VwGH 22.06.1978, 1107/77
Entscheidungsart: Erkenntnis
Rechtssätze
Tabelle in neuem Fenster öffnen
Normen | |
RS 1 | Der Gesetzesstelle des § 46 AVG 1950 kann nicht entnommen werden, daß ein Beweismittel deswegen zur Feststellung des maßgebenden Sachverhaltes nicht herangezogen werden darf, weil die Person, von der das Beweismittel stammt, in Kenntnis des Beweises durch eine Rechtsverletzung gelangte (Hinweis E , 1061/71). |
Norm | StVO 1960 §20 Abs1; |
RS 2 | Wenn die Überschreitung der Höchstgeschwindigkeit durch Nachfahren mit dem Funkstreifenwagen festgestellt wurde, bedarf es in der Regel keiner weiteren Überprüfung der Geschwindigkeit. |
Hinweis auf Stammrechtssatz | GRS wie 0894/63 E RS 1 |
Entscheidungstext
Betreff
Der Verwaltungsgerichtshof hat durch den Vorsitzenden Senatspräsident DDr.
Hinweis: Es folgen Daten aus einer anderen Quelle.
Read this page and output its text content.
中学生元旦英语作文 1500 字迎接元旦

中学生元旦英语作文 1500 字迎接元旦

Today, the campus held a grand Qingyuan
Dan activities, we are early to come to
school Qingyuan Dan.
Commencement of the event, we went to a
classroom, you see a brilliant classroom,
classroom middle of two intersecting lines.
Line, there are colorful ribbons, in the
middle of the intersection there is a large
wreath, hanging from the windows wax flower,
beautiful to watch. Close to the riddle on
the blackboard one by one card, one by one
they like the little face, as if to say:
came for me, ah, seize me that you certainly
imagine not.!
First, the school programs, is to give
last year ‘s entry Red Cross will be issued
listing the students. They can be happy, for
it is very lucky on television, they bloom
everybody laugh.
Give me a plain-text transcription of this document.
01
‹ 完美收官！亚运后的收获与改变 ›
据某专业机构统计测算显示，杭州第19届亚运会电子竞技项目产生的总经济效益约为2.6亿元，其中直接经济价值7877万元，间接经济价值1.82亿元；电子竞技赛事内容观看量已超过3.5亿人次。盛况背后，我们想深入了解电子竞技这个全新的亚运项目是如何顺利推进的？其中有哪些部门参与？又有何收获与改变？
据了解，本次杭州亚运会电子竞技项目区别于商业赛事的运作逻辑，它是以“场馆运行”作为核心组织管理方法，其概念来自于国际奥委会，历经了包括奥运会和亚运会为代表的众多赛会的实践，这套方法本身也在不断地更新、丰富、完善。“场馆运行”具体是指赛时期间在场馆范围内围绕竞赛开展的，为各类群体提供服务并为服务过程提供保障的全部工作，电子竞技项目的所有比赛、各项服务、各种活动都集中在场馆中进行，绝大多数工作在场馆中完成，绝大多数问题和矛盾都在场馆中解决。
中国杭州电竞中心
Dolp und die Hofräte Dr. Leibrecht, Onder, Dr. Baumgartner und Dr. Närr als Richter, im Beisein des Schriftführers Landesgerichtsrat Dr. Gerhard, über die Beschwerde des Dr. KS, Rechtsanwalt in S, gegen den Bescheid des Landeshauptmannes von Salzburg vom , Zl. 9.01-8786/2- 1977, betreffend Übertretung der Eisenbahn-Kreuzungsverordnung 1961, zu Recht erkannt:
Spruch
Die Beschwerde wird als unbegründet abgewiesen.
Der Beschwerdeführer hat dem Bund Aufwendungen in der Höhe von S 900,-- binnen zwei Wochen bei sonstiger Exekution zu ersetzen.
Begründung
Die Bundespolizeidirektion Salzburg sprach mit Straferkenntnis vom aus, der Beschwerdeführer habe am um 20.03 Uhr in Salzburg, Eisenbahnkreuzung Plainstraße (stadtauswärts) als Lenker eines dem Kennzeichen nach bestimmten Personenkraftwagens a) unmittelbar vor der Eisenbahnkreuzung ein mehrspuriges Kraftfahrzeug überholt und
b) das an der Kreuzung deutlich sichtbar angebrachte Vorschriftszeichen "Halt vor Kreuzung" nicht beachtet. Der Beschwerdeführer habe dadurch Verwaltungsübertretungen nach zu
a) § 16 Abs. 2 lit. b der Eisenbahn-Kreuzungsverordnung 1961 und zu b) § 17 Abs. 3 leg. cit. begangen. Gemäß § 54 Abs. 3 des Eisenbahngesetzes 1957 (in der Fassung des Art. III Z. 2 des Verkehrsrecht-Anpassungsgesetzes 1971) wurden gegen den Beschwerdeführer wegen dieser Übertretungen Geldstrafen in der Höhe von je S 1.000,-- somit zusammen S 2.000.,--, verhängt, an deren Stelle im Falle ihrer Uneinbringlichkeit Ersatzarreststrafen in der Dauer von je drei Tagen, somit zusammen von sechs Tagen, zu treten haben. In der Begründung wurde ausgeführt, daß die im Spruch angelasteten Verwaltungsübertretungen durch die Anzeige eines Sicherheitswachebeamten auf Grund eigener dienstlicher Wahrnehmung erwiesen seien. Obwohl nach § 16 Abs. 2 lit. b der Eisenbahn-Kreuzungsverordnung 1961 das Überholen mehrspuriger Kraftfahrzeuge innerhalb von etwa 80 m vor bis unmittelbar nach der Eisenbahnkreuzung verboten sei, habe der Beschwerdeführer einen ebenfalls in diesem Bereich fahrenden Personenkraftwagen überholt. Er habe auch das vor der Eisenbahnkreuzung deutlich sichtbar angebrachte Vorschriftszeichen "Halt vor Kreuzung" nicht beachtet und sei, ohne anzuhalten, in bzw. über die Eisenbahnkreuzung in der Plainstraße gefahren. Unter Androhung der Kontumaz sei der Beschwerdeführer für den zur Durchführung der mündlichen Verhandlung zum Amte geladen worden. Dieser Ladung habe aber der Beschwerdeführer, obwohl er sie am eigenhändig übernommen habe, unentschuldigt nicht Folge geleistet. Das gegenständliche Verwaltungsstrafverfahren sei daher ohne sein weiteres Anhören zu finalisieren gewesen. Die festgestellten Verwaltungsübertretungen seien derart schwerwiegend, daß dem Beschwerdeführer die Rechtswohltat der Ermahnung nicht habe zuerkannt werden können.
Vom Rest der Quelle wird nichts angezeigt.